Survival Till Seventeen

When one is seated in a dentist’s chair, with one’s mouth full of dentist’s fingers and dentist’s instruments, it is difficult to hold a conversation. One becomes all yawn, and the only word it would seem possible to pronounce is the name of the town in the Tyrol where they put on the Passion Play.

“How old are you?” said the dentist, while he elongated my mouth to suit his convenience.

“Oberammergau!” I replied.

“What!” he exclaimed, withdrawing all his tools at once.

“Seventeen!” I answered clearly, as I rinsed my throat with water and spat into a little silver whirlpool on the arm of the chair.

“That third tooth from the front never came down, I see. It’s embedded in the gum. I’d give it a few more years though. It may grow down yet!”

“Thanks.”

I rose from my chair, paid him his bill, and bade him adieu.

“What’s this I hear about you?” the dentist said, as I was getting my hat.

“It’s true,” I replied. “That’s why I came to have my teeth examined.”

“Well, good luck!”

“Thanks.”

Then I went to the doctor’s for a more protracted investigation.

“What’s this I hear about you?” said the doctor.

“It’s true.”

“You’re young.”

“I’m seventeen!’

“Are you sure you know your own mind?”

“I think so,” I said, expanding my chest. “But how about my physical condition?”

He examined me a long time, required me to remove my shirt and take many deep breaths, and then said: “You’re fit!”

“Good-bye, doctor!”

“Good-bye!”

Then there was the clothier’s to go to for a couple of black suits. And the shoe store for extra pairs of shoes. And the haberdasher’s for shirts, stockings and linen. And the parish rectory for my Baptismal certificate. And the baggage store for a trunk. And, oh yes!, to the men’s furnishings shop for an umbrella.

It was my first unborrowed umbrella.

I was about three weeks in getting everything I needed.

Finally, all washed, dressed and packed, I stood one day at the top of our front stairs, ready to knock on the door of my mother’s room.

Good God, what was I doing? Was this the result of a classical education? Or is there a sense in which a boy does not know his own mind?

I knocked on my mother’s door.

She was dressed in bright colors, endeavoring to please me.

She kissed me one, twice, a dozen times, saying nothing.

My father, speaking for both of them, embraced me and said: “Good-bye, dear!”

My little brothers looked unhappy, and my little sister wept and would not be consoled with a million kisses.

I took a last look at all the rooms in our home. A last look at our neighbors’ houses, and the traffic going to and fro in the street. A last look at our lawn and our lovely verandah. A last look at the number on our front door. A last look at the beaches below us, where I used to swim.

The by-gone beaches and limbs of brown,

When hoops were rolling around the town,

And London Bridges were falling down!

The car was ready, and my belongings packed in the rear. The gears shifted, and we were off.

The next day I was in New York. It was September 7, 1914. I received Holy Communion at the Church of St. Francis Xavier. I ate breakfast in an automat lunch. I took a walk on Riverside Drive and visited Grant’s Tomb.

At noon I took the boat that sails up the Hudson.

I arrived in Poughkeepsie at five-thirty.

A short auto ride brought me to the Novitiate of St. Andrew-on-Hudson, the training school for young Jesuits in the Eastern States. It was just six o’clock, Angelus time, on the Eve of Our Lady’s Nativity.

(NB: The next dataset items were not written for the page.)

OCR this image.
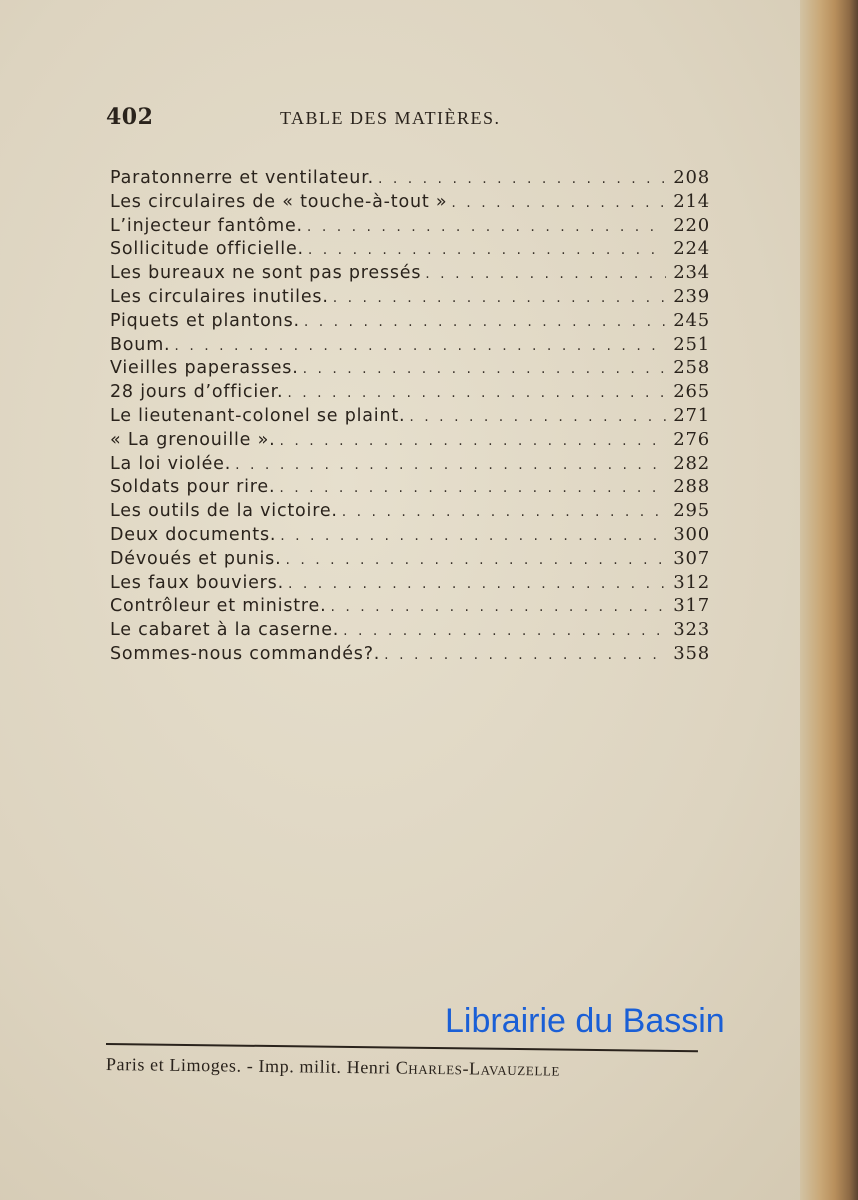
402	TABLE DES MATIÈRES.
Paratonnerre et ventilateur. . . .	208
Les circulaires de « touche-à-tout » . . .	214
L’injecteur fantôme. . . .	220
Sollicitude officielle. . . .	224
Les bureaux ne sont pas pressés . . .	234
Les circulaires inutiles. . . .	239
Piquets et plantons. . . .	245
Boum. . . .	251
Vieilles paperasses. . . .	258
28 jours d’officier. . . .	265
Le lieutenant-colonel se plaint. . . .	271
« La grenouille ». . . .	276
La loi violée. . . .	282
Soldats pour rire. . . .	288
Les outils de la victoire. . . .	295
Deux documents. . . .	300
Dévoués et punis. . . .	307
Les faux bouviers. . . .	312
Contrôleur et ministre. . . .	317
Le cabaret à la caserne. . . .	323
Sommes-nous commandés?. . . .	358
Librairie du Bassin
Paris et Limoges. - Imp. milit. Henri Charles-Lavauzelle
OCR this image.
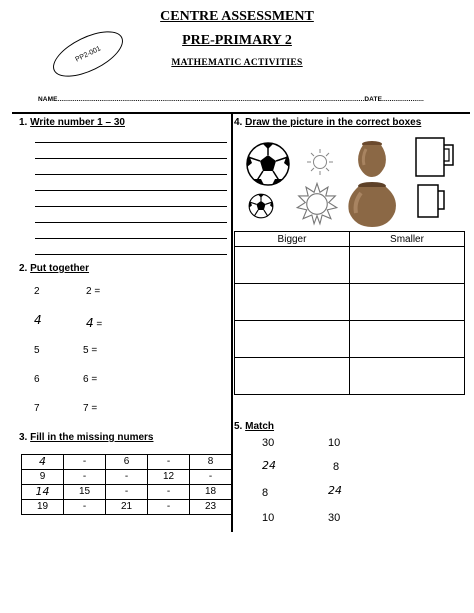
CENTRE ASSESSMENT
PRE-PRIMARY 2
MATHEMATIC ACTIVITIES
PP2-001
NAME.................................................................................................................................................................DATE......................
1. Write number 1 – 30
2. Put together
2	2 =
4	4 =
5	5 =
6	6 =
7	7 =
3. Fill in the missing numers
4	-	6	-	8
9	-	-	12	-
14	15	-	-	18
19	-	21	-	23
4. Draw the picture in the correct boxes
Bigger	Smaller

5. Match
30
24
8
10
10
8
24
30
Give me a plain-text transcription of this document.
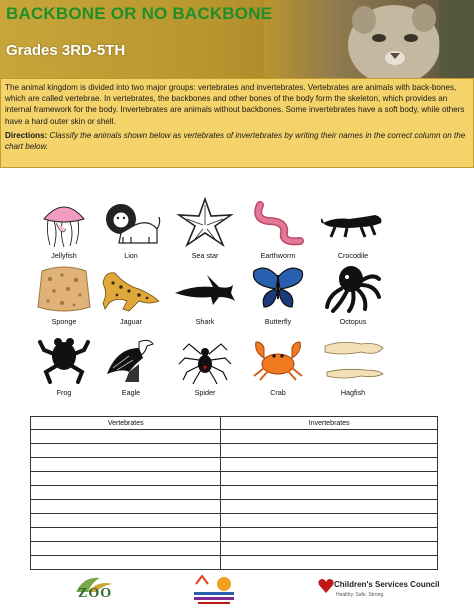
BACKBONE OR NO BACKBONE
Grades 3RD-5TH

The animal kingdom is divided into two major groups: vertebrates and invertebrates. Vertebrates are animals with back-bones, which are called vertebrae. In vertebrates, the backbones and other bones of the body form the skeleton, which provides an internal framework for the body. Invertebrates are animals without backbones. Some invertebrates have a soft body, while others have a hard outer skin or shell.

Directions: Classify the animals shown below as vertebrates of invertebrates by writing their names in the correct column on the chart below.

Jellyfish	Lion	Sea star	Earthworm	Crocodile
Sponge	Jaguar	Shark	Butterfly	Octopus
Frog	Eagle	Spider	Crab	Hagfish
Vertebrates	Invertebrates

ZOO
Children's Services Council
Healthy. Safe. Strong.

We were fourteen novices entering on that day, and pretty raw recruits we were, and looked, even to each other. We were first brought to the chapel to say a prayer. Then we went to the dormitories and were shown the hard beds on which we were to sleep. Then to the cubby-holes where we were to put our clothes. Then to the washrooms, where each was given a small washbowl for himself, with one spigot in it, spouting a stream of icy cold water. I had brought a safety razor, and my first blade lasted me two years, and my first cake of shaving soap, four.

We were taken to the refectory for supper.

After supper we were brought to the Master of Novices for a first inspection. We entered his room individually. He was a short, slight man, about five feet, two inches in height, and weighed not more than a hundred pounds. His name, appropriately, was Father Pettit. He was little Father Pettit to us all from then until he died. And it was not I who coined him the adjective.

This is the story of what I chose to be at the age of seventeen, and exactly the story of what I would want to be again, were the choice once more to be mine.

But I forgot to tell what the Jesuit Master of Novices said to me when I visited him that first night in his room.

“I see you have a tooth missing!” he said. “We’ll have to have that fixed!”